As we have argued throughout the course of the Bill, most MPs across the House would accept that developers should make an adequate contribution to infrastructure costs in return for receiving permission to build, but the planning gain supplement is not the way to achieve that. As the Estates Gazette argued forcefully about the planning gain supplement in December 2006:

"Of course it won't work. It didn't work the five times it was tried in the past century and it won't work now."

In advocating the Bill tonight, the Government are asking the House to commit an unlimited sum in preparation for an unpopular tax that does not itself guarantee that the full proceeds of any development will return to the area in question, and which in Scotland and Wales does not guarantee that anything at all will be returned to the affected locality.

Perhaps that is part of the reason why so many organisations oppose the planning gain supplement.
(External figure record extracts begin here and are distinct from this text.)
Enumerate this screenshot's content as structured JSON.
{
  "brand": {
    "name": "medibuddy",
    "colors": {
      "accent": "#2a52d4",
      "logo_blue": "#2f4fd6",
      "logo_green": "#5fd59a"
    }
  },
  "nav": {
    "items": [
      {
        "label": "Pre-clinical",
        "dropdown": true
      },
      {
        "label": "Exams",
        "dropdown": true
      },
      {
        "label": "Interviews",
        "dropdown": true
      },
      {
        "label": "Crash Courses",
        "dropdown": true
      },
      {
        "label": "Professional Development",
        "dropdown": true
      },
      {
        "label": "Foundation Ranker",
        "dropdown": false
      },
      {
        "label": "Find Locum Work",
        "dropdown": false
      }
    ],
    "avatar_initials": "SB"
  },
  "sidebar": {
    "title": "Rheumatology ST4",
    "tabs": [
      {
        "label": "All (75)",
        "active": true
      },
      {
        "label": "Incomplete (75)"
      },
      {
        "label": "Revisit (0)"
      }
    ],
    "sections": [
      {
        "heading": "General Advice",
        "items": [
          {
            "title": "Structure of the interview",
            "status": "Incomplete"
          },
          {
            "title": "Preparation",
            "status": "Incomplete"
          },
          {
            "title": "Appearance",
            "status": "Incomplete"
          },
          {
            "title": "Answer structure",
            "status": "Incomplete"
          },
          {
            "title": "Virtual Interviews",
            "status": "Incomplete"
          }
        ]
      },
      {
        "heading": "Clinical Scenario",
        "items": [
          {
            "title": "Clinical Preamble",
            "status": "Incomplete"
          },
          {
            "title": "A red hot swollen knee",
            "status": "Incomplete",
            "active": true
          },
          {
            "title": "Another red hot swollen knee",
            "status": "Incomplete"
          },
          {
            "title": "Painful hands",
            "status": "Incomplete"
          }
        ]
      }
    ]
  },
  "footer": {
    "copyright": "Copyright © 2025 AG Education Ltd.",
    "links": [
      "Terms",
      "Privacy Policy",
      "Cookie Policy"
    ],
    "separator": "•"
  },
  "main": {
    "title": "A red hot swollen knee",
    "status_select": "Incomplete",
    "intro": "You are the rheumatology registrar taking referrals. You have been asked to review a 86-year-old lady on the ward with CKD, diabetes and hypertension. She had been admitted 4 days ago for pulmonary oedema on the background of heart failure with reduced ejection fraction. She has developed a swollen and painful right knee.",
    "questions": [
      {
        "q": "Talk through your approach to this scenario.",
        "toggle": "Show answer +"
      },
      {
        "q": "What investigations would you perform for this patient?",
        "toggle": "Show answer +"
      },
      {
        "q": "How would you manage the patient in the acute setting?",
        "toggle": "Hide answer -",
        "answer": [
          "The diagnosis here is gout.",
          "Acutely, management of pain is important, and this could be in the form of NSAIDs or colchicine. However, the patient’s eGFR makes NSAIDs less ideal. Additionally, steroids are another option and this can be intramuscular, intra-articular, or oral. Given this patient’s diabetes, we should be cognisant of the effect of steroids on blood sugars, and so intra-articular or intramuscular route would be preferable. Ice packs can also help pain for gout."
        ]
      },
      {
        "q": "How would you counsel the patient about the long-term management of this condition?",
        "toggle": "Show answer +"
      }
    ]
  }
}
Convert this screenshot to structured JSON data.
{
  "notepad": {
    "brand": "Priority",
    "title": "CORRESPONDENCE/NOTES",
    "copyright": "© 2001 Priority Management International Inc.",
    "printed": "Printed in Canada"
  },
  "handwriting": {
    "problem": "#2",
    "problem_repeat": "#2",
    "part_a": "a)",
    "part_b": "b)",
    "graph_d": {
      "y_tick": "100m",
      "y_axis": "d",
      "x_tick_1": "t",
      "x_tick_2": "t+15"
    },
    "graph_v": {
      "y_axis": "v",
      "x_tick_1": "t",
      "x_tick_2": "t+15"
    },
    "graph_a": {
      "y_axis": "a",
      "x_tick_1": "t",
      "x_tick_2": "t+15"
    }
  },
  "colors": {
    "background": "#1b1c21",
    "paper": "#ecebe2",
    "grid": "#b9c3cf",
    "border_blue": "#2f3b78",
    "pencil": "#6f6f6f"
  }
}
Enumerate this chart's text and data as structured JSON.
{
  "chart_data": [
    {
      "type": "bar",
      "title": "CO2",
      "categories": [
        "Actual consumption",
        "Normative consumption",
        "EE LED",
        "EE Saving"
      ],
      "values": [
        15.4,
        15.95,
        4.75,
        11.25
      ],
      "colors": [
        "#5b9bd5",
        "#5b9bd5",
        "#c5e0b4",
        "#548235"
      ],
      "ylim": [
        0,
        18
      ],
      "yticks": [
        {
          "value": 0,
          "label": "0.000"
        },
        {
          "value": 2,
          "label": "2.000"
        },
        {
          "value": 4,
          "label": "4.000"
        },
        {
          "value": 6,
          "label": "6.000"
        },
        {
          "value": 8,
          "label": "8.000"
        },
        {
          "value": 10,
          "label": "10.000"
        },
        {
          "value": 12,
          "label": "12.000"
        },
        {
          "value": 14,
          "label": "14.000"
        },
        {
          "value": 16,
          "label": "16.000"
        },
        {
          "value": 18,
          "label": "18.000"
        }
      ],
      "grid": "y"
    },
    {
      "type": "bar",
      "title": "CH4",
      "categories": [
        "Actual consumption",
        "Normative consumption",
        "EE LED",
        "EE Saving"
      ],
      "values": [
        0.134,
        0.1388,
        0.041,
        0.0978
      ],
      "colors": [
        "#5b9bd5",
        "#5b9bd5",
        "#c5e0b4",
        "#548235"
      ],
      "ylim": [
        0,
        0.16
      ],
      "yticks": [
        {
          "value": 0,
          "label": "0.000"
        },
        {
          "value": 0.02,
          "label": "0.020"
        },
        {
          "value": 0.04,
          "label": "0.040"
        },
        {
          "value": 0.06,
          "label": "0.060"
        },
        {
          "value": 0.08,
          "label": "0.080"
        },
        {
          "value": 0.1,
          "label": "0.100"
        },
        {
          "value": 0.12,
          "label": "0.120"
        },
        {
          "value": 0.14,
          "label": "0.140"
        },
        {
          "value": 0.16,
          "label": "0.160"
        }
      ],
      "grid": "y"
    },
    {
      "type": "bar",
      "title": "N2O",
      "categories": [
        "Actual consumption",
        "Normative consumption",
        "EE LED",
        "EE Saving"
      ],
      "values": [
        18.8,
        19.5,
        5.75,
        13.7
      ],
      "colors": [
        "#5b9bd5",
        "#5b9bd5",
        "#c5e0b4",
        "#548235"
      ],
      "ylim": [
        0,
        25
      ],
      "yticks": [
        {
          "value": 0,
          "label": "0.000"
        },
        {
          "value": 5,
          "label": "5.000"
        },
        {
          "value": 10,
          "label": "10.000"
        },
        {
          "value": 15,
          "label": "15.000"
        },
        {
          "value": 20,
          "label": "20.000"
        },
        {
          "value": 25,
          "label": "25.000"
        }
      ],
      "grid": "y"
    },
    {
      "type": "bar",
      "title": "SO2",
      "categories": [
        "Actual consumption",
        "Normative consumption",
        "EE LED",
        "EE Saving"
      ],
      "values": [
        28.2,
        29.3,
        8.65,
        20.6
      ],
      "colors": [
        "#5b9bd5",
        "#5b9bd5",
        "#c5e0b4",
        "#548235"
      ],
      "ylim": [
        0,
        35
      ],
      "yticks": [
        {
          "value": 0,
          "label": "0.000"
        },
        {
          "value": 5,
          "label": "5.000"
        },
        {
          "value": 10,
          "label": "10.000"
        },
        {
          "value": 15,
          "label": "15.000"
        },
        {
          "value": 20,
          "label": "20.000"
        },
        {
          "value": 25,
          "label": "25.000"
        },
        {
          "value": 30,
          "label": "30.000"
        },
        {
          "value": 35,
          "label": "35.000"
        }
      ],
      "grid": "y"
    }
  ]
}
To remind the Minister, the Confederation of British Industry does not want it. The Institute of Directors does not want it. The British Property Federation does not want it. The Scottish Property Federation does not want it. The Royal Institution of Chartered Surveyors does not want it. The Royal Town Planning Institute does not want it. The Chartered Institute of Taxation does not want it. The House Builders Federation does not want it. The National Housing Federation wants it, but only if it does not apply to the federation. The Scottish Executive might want it, but only if it does not apply in Scotland. The Labour Housing Group does not want it if it applies to Cornwall, Cumbria, Derbyshire or Yorkshire. The right hon. Member for Greenwich and Woolwich does not want it to apply anywhere at all, and nor does my right hon. Friend Mr. Gummer—he would not want it even if it applied only to Protestants. No one wants it except the Treasury, and even the Treasury is not sure whether it wants it at all.

Despite that wall of opposition, the Government's hesitation and the fact that they have downgraded their proposal from a definite way forward to only a lead option, the Minister still had the neck to ask the Commons to vote Supply of more than £50 million to prepare for the introduction of a tax with which the Treasury might never proceed. All that money might eventually be wasted, not least because the Minister assured us earlier that any IT procured would not be used for anything else.

The Conservatives oppose the Bill, and the planning gain supplement to which it relates. We have stated clearly that if the Government are foolish enough to try to introduce a planning gain supplement, an incoming Conservative Government will repeal it. I hope that the House will spare us the trouble and put the Treasury out of its misery by voting against this benighted measure.